Limitations & Future Work¶
- Notable Accuracy Loss in 2:4 Sparsity: Even with Wanda++, the perplexity of LLaMA-1 7B under 2:4 sparsity increases from 5.68 to 9.43, which is far from the "near-lossless" level achieved by quantization.
- Sensitivity to Calibration Data Volume: The effect of RO is unstable when using small calibration sets (<64 samples).
- Increased Time due to RO Iterations: Takes 290s compared to Wanda's 55s (approx. 5x slower), although still 20x faster than GBLM.

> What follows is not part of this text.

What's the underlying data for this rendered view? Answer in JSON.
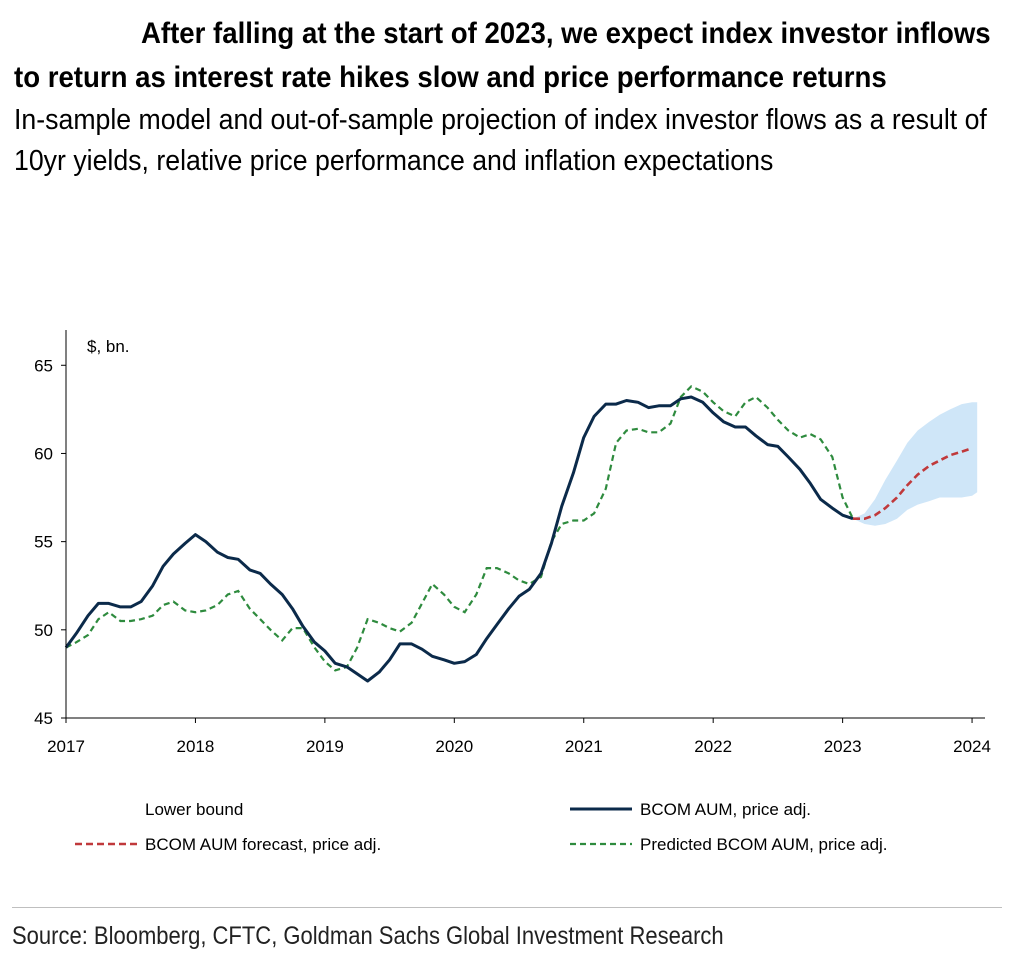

- Evaluated Only on the LLaMA Family: Generality has not been validated on other architectures such as Qwen or Mistral.
Related Work & Insights¶
| Dimension | Wanda++ | Wanda | GBLM | SparseGPT |
|---|---|---|---|---|
| Gradient Information | Regional gradients (block-level) | None | Full-model gradients | Second-order Hessian approximation |
| Weight Update | RO (block-level MSE) | None | None | Column-wise OBS update |
| 7B Pruning Time | ~5 min | ~1 min | ~97 min | ~5 min |
| VRAM Requirement | Comparable to Wanda | Lowest | Full model loading | Medium |
| 2:4 Perplexity Improvement | Best (-19 to -32%) | Baseline | Minor | Moderate |
Rating¶
- ⭐⭐⭐⭐ Novelty: Replacing full-model gradients with regional gradients is simple yet effective, and block-level MSE optimization reduces error propagation.
- ⭐⭐⭐⭐ Practicality: 10 mins for 7B on a single GPU, orthogonal to LoRA, scalable to ultra-large models, and engineering-friendly deployment.
- ⭐⭐⭐⭐ Experimental Thoroughness: Comprehensive coverage of 4 model families, 3 sparsity patterns, perplexity, downstream tasks, efficiency, latency, and ablation studies.
- ⭐⭐⭐ Writing Quality: The method description is clear, but some experimental figures and tables are not intuitive, and the performance drop in certain zero-shot tasks is not fully explained.